Curt Gowdy, Legendary Sportscaster & ASA Vice President, Dies
(l. to r.) The 1985 ASA Hall of Fame Inductees Mel Allen, Curt Gowdy and Jack Brickhouse with ASA President Lou Schwartz
Curt Gowdy, legendary sportscaster and Vice President of the American Sportscasters Association, died on February 20, 2006, of leukemia. He was 86.
Well-known as the longtime "voice" of the Boston Red Sox, Gowdy made his broadcasting debut in 1944 in Cheyenne, Wyoming in a high school football game. His distinctive play-by-play style during his subsequent broadcasts of baseball and basketball in Oklahoma City earned him a chance with the New York Yankees and Mel Allen in 1949. In 1951 Gowdy became lead announcer for the Red Sox, a position he held for the next 15 years.
Gowdy's numerous network television assignments, first for ABC and later for NBC and CBS, ran a wide range of sports, earning him the somewhat derisive nickname of the "broadcaster of everything". He called play-by-play for professional and collegiate football, covering the American Football League throughout its ten-year reign and continuing as a lead announcer after the AFL's merger with the National Football League in 1970. Over the course of a career that stretched into the 1980s, he also covered Major League Baseball and college basketball; called 13 World Series, 16 baseball All-Star Games, 9 Super Bowls, 14 Rose Bowls, 8 Olympic Games and 24 NCAA Final Fours; and hosted ABC's long-running ”American Sportsman” series.

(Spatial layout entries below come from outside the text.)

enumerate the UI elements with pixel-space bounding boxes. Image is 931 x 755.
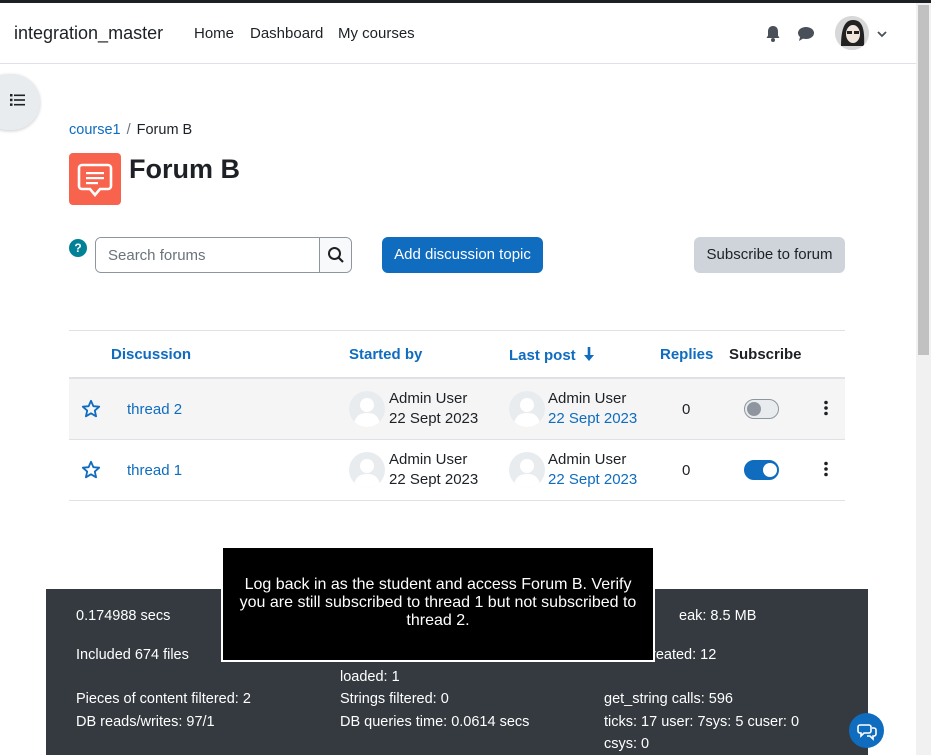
footer-ticks: ticks: 17 user: 7sys: 5 cuser: 0 bbox=[604, 714, 800, 730]
breadcrumb: course1 / Forum B bbox=[69, 122, 192, 138]
avatar bbox=[349, 391, 385, 427]
thread-link[interactable]: thread 1 bbox=[127, 462, 182, 479]
more-options-icon[interactable] bbox=[824, 461, 828, 481]
column-started-by[interactable]: Started by bbox=[349, 346, 422, 363]
sort-arrow-down-icon bbox=[583, 347, 594, 361]
more-options-icon[interactable] bbox=[824, 400, 828, 420]
subscribe-toggle[interactable] bbox=[744, 399, 779, 419]
started-by-name: Admin User bbox=[389, 390, 468, 407]
footer-db: DB reads/writes: 97/1 bbox=[76, 714, 215, 730]
star-icon[interactable] bbox=[81, 399, 101, 423]
avatar bbox=[349, 452, 385, 488]
started-by-date: 22 Sept 2023 bbox=[389, 471, 479, 488]
footer-dbtime: DB queries time: 0.0614 secs bbox=[340, 714, 530, 730]
footer-files: Included 674 files bbox=[76, 647, 189, 663]
footer-secs: 0.174988 secs bbox=[76, 608, 171, 624]
messages-icon[interactable] bbox=[797, 25, 815, 43]
breadcrumb-separator: / bbox=[126, 122, 131, 138]
replies-count: 0 bbox=[682, 462, 691, 479]
notification-bell-icon[interactable] bbox=[765, 25, 783, 43]
list-icon bbox=[10, 94, 25, 106]
footer-filtered: Pieces of content filtered: 2 bbox=[76, 691, 251, 707]
chat-icon bbox=[857, 724, 877, 741]
column-discussion[interactable]: Discussion bbox=[111, 346, 191, 363]
last-post-name: Admin User bbox=[548, 451, 627, 468]
course-index-toggle-button[interactable] bbox=[0, 74, 40, 130]
started-by-date: 22 Sept 2023 bbox=[389, 410, 479, 427]
footer-loaded: loaded: 1 bbox=[340, 669, 400, 685]
avatar bbox=[509, 452, 545, 488]
help-icon[interactable]: ? bbox=[69, 239, 87, 257]
started-by-name: Admin User bbox=[389, 451, 468, 468]
search-icon bbox=[328, 247, 344, 263]
breadcrumb-course-link[interactable]: course1 bbox=[69, 122, 121, 138]
page-title: Forum B bbox=[129, 154, 240, 184]
last-post-name: Admin User bbox=[548, 390, 627, 407]
footer-getstring: get_string calls: 596 bbox=[604, 691, 733, 707]
user-avatar[interactable] bbox=[835, 16, 869, 50]
chevron-down-icon[interactable] bbox=[876, 27, 888, 39]
column-last-post-label: Last post bbox=[509, 347, 576, 364]
search-input[interactable] bbox=[96, 238, 319, 272]
add-discussion-topic-button[interactable]: Add discussion topic bbox=[382, 237, 543, 273]
table-top-divider bbox=[69, 330, 845, 331]
replies-count: 0 bbox=[682, 401, 691, 418]
star-icon[interactable] bbox=[81, 460, 101, 484]
last-post-date-link[interactable]: 22 Sept 2023 bbox=[548, 410, 637, 427]
subscribe-toggle[interactable] bbox=[744, 460, 779, 480]
column-replies[interactable]: Replies bbox=[660, 346, 713, 363]
footer-strings: Strings filtered: 0 bbox=[340, 691, 449, 707]
nav-dashboard[interactable]: Dashboard bbox=[250, 25, 323, 42]
forum-activity-icon bbox=[69, 153, 121, 205]
last-post-date-link[interactable]: 22 Sept 2023 bbox=[548, 471, 637, 488]
footer-peak: eak: 8.5 MB bbox=[679, 608, 757, 624]
site-brand[interactable]: integration_master bbox=[14, 23, 163, 44]
footer-created: reated: 12 bbox=[651, 647, 717, 663]
subscribe-to-forum-button[interactable]: Subscribe to forum bbox=[694, 237, 845, 273]
footer-csys: csys: 0 bbox=[604, 736, 650, 752]
avatar bbox=[509, 391, 545, 427]
thread-link[interactable]: thread 2 bbox=[127, 401, 182, 418]
scrollbar-thumb[interactable] bbox=[918, 5, 929, 355]
search-forums-box bbox=[95, 237, 352, 273]
column-last-post[interactable]: Last post bbox=[509, 346, 595, 364]
instruction-overlay: Log back in as the student and access Fo… bbox=[221, 546, 655, 662]
column-subscribe: Subscribe bbox=[729, 346, 802, 363]
table-row: thread 1 Admin User 22 Sept 2023 Admin U… bbox=[69, 440, 845, 501]
table-row: thread 2 Admin User 22 Sept 2023 Admin U… bbox=[69, 379, 845, 440]
breadcrumb-current: Forum B bbox=[136, 122, 193, 138]
search-button[interactable] bbox=[319, 238, 351, 272]
chat-button[interactable] bbox=[849, 713, 884, 748]
top-navbar: integration_master Home Dashboard My cou… bbox=[0, 3, 916, 64]
nav-my-courses[interactable]: My courses bbox=[338, 25, 415, 42]
nav-home[interactable]: Home bbox=[194, 25, 234, 42]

In 1970 Gowdy became the first sportscaster to receive the George Foster Peabody Award. He was the recipient of the Ford C. Frick Award from the Baseball Hall of Fame in 1984 and was inducted into the ASA Hall of Fame in 1985. In 1992 Gowdy received both the Pete Rozelle Award from the Pro Football Hall of Fame and a lifetime achievement Emmy. He was selected to the Boston Red Sox Hall of Fame in 1995. Gowdy was president of the Basketball Hall of Fame for several years, and that institution's Curt Gowdy Award (presented annually to outstanding basketball writers and broadcasters) is named after him.
In 1963 Gowdy purchased WCCM and WCCM-FM in Lawrence, Massachusetts, later changing the FM station's calls to WCGY. Gowdy also owned several radio stations in Wyoming, before selling his broadcast interests in 1994.